Light. Everything is so... bright? I rub my eyes trying to get the whiteness of the room to fade away and I realise, thankfully, that I am in our room, safe.
"So it must've been a horrible dream" I think to myself, still in some kind of shock from the brightly colored room I woke up in. Strangely enough, the room felt familiar, but in the same time it felt like I was waking up for the first time. Kind of nostalgic, but with no memory to think about, deja vu, maybe, but that still wasn't the right word.
I turned to my side and saw your face. The only thing I was sure I knew, you my precious lover, Niv.
You seemed so stressed in your sleep, yet so peaceful, like you were just comforted because something bad had happened. I was almost sure something did indeed happen and oh I could only wish it was me who comforted you.
Only it wasn't.
It couldn't have been, because when I reached to touch your face, I couldn't, my cold hands went right through your warm face and I sat there, unable to say a word or even think.I want to wake up.
I need to wake up.I cried until I felt even colder than before, until I felt so empty, so exhausted that I couldn't breathe.
Then I remembered.
Oh how the memories came flashing back, it hurt but all my questions were answered.Im dead.
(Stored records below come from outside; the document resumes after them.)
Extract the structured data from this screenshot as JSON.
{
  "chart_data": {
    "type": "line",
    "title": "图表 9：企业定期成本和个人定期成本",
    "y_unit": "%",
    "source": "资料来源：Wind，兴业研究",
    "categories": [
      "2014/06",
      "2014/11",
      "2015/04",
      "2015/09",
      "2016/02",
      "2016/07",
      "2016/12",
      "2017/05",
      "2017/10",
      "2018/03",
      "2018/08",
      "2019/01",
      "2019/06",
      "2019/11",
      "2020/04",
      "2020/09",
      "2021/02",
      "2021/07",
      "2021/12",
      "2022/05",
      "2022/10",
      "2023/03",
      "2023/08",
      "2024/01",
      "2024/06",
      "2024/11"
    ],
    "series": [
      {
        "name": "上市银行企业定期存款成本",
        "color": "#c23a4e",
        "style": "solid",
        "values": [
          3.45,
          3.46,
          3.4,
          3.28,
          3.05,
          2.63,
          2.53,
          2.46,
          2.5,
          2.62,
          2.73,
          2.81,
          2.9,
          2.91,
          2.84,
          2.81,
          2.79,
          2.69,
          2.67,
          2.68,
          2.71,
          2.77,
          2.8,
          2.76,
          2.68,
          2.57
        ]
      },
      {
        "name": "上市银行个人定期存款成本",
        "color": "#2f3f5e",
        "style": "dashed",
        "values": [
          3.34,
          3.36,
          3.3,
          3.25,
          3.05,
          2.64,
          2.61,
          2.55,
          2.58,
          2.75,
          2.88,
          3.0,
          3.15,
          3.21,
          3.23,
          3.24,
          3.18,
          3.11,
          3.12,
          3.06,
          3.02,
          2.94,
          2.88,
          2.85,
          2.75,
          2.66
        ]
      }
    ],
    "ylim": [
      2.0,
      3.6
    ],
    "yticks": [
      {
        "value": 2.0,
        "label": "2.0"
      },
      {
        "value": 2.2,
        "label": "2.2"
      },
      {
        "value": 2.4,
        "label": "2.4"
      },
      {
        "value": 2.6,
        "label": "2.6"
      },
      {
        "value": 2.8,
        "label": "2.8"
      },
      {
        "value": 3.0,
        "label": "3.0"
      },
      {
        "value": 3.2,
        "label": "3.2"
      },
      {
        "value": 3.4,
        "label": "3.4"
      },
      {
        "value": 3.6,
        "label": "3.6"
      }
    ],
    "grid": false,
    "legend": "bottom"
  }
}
Some hope woke up in me when I thought about the possibility of you being able to see me, but the hope quickly died, just like a match in the rain.
You woke up and I ran to you. I ran across the room so quickly hoping you'll catch a glimpse of me somehow, that you'll scream, laugh and cry because of the excitement.
None of that happened and in reality what happened was the thing that killed me once again,
You couldn't see me."Niv? Nivia? Come on, please respond. Plese, please, im begging you! Look at me, Niv! Im here... Im here, please.." I cried out.
No response.
I looked around, and the room still felt different.
"After some time I stopped crying" you said.
I quickly turned around and saw you talking to someone, to me he was just a faceless figure but to you he was a person, alive and well, who sat with you on the bed, hugging and comforting you."I miss-" you were cut off, your eyes shining from the tears that were building up.
"I know. But everything is going to be okay. Im here now. You're not alone."Another hug. and another. and another.
You sobbed into his arms until you were shaking, Niv.
He was just faceless figure to me, but to you he was special.
For a while I wandered through the house, looking for a reason, something to explain what was the thing that kept me here, the reason why I couldn't find peace.
With each passing day I felt more alone and the black hole in my chest kept growing bigger,
I cried so much my eyes now felt dry because I wasn't there with you, I couldn't be, no matter how much I wanted it.I looked around and saw you in the kitchen.
Both of you.
Hah... you've been getting closer with the faceless figure, slowly but surely getting more comfortable.
It hurts because it's my fault. If I hadn't died-"I love you."
I froze.
My throat clenched, chest hurting.No. no, no, no, no, please no, not now.